The world’s agriculture and food security research and policy communities recognize that increases in agricultural yields alone are insufficient to resolve global food insecurity. While technological innovation in agricultural production over the past several decades has greatly increased global capacity to produce agricultural commodities, food insecurity remains in all corners of the globe, rich and poor, with an estimated 690 million people suffering from hunger, a number that has been on the rise for the past several years, despite agricultural production gains. The COVID-19 pandemic has also put concerns about food security in stark relief. Major food shortages caused by the pandemic appear limited so far but with declines in economic demand and resulting job losses, livelihoods and incomes are under severe stress, lending even more urgency to improve understanding of the complex linkages between agricultural production and food security outcomes.
Our own mental models often drive how we think these relationships work and inform the resulting policies and programs. But, with increasingly observed divergences between agricultural and food security outcomes, we need to be sure they are accurate. In our new study in Nature Food, we review dozens of conceptual frameworks linking agriculture and food security currently in use in academia and policy settings. We systematically assess how they present and describe key linkages between agricultural production and food security, paying special attention to how they represent interconnections, feedback, and dynamics, which are critical for ensuring the model accurately represents reality.
We find that, although each framework effectively represents an agriculture-food system, there is a high degree of variation in the conceptual presentation of important relationships between agricultural production factors and the food security status of the relevant population described. Some of this variation is naturally due to the differences in agricultural production and food security settings underlying the frameworks we considered. We find that these conceptual frameworks could be quite useful for more specific analysis, hypothesis generation and discovery of intervention leverage points if systems modeling conventions were more broadly and consistently applied during the course of conceptual framework development. Systems modeling tools can also be easily adapted to reflect the variation in settings the frameworks represent.

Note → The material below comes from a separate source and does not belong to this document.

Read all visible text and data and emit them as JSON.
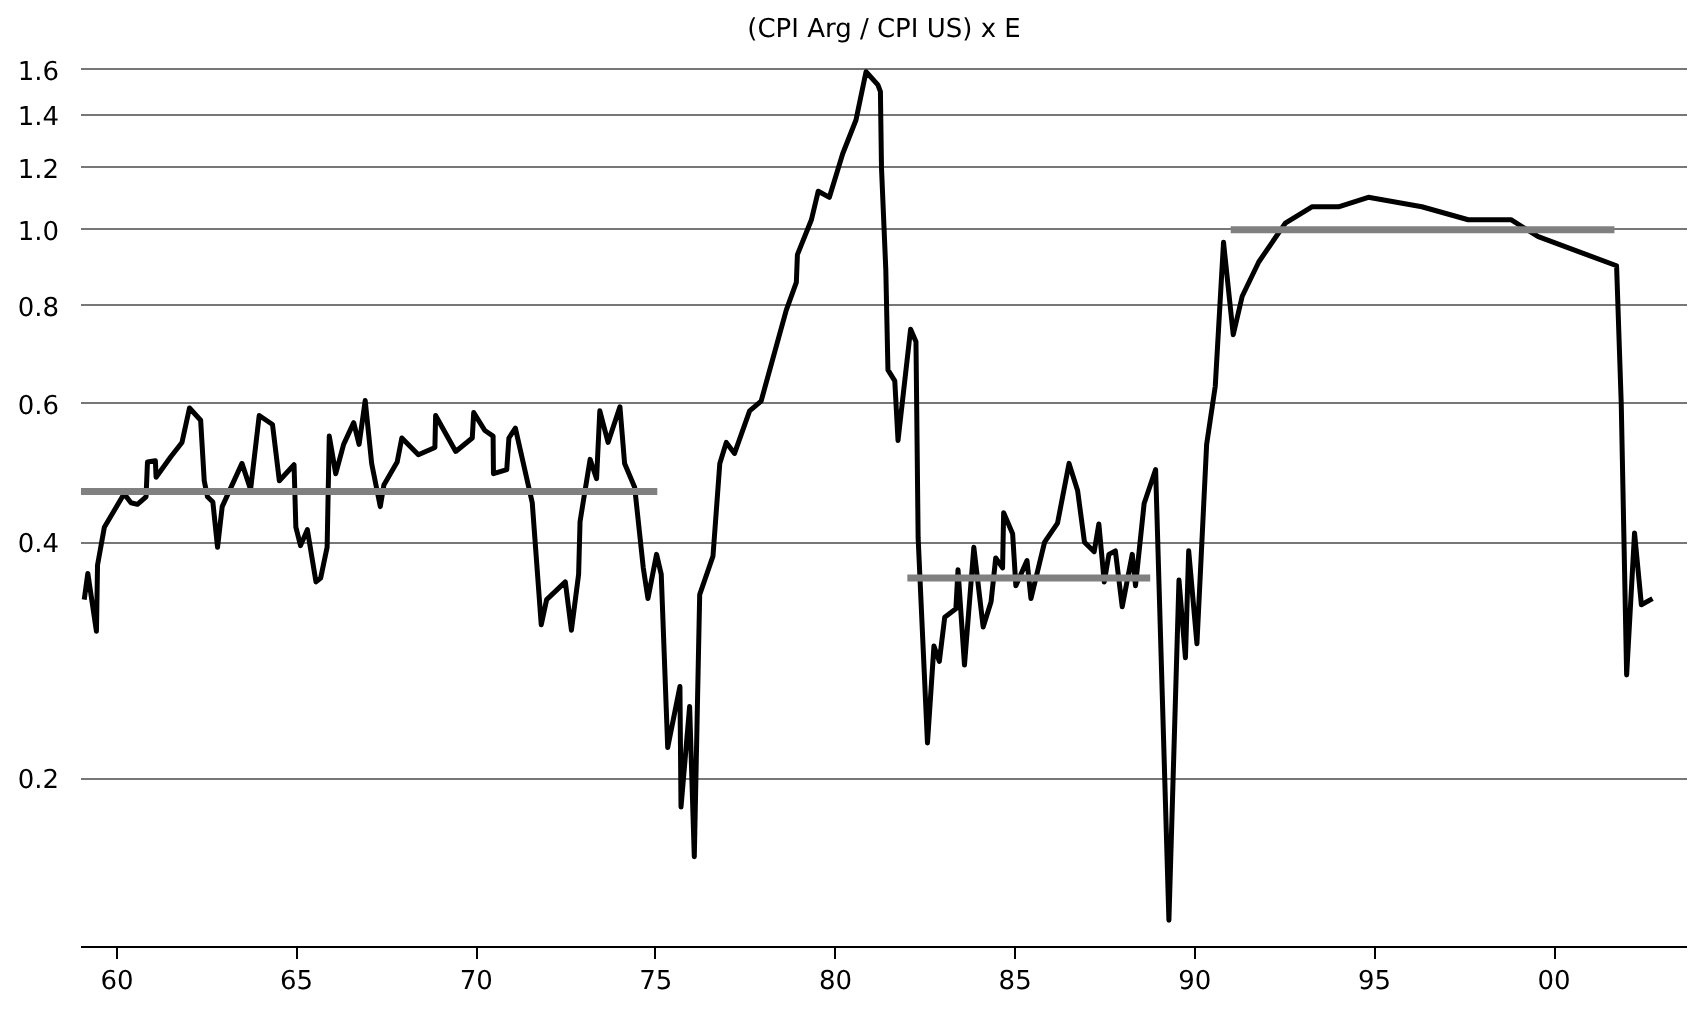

To demonstrate this potential more specifically, we use systems modeling tools to transform a widely used conceptual framework linking pathways between agriculture and nutrition in India (Figure 1. from Kadiyala at al (2014)). Our modified conceptual framework (Figure 2) highlights a larger number of direct relationships, tracing more specific steps that occur between the stages of household food production and subsequent household food consumption choices. For example, a stated objective of the Kadiyala et al paper is to track maternal and child nutrition outcomes. With a more systems-oriented representation of the joint agriculture and food security environment in question, we can track the role of gender more directly across each step and identify in some cases opportunities to study and measure the strength of these relationships that eventually compound and build towards observed food security and nutritional outcomes for women, mothers and children. We can also more clearly identify feedback relationships that may lead to unintended consequences and policy resistance of particular food security policy interventions, such as food price subsidies, that may differentially impact net sellers vs net buyers of food.
Figure 1. Framework from Kadiyala et al. linking agriculture with nutritional outcomes.
Figure 2. Diagram modified from Kadiyala et al. using systems diagramming conventions.
Our exercise shows the potential value of applying systems tools to effectively capture the most important aspects of the complex relationships that exist between agricultural production and food security outcomes. Development of conceptual frameworks of these relationships is often the first step in determining research priorities and developing policy interventions to improve food security. We believe use of systems modeling conventions can add clarity to discussions amongst researchers, policy makers and stakeholders on where to best apply our collective efforts in both the agricultural and food security domains to achieve maximum improvement in human welfare.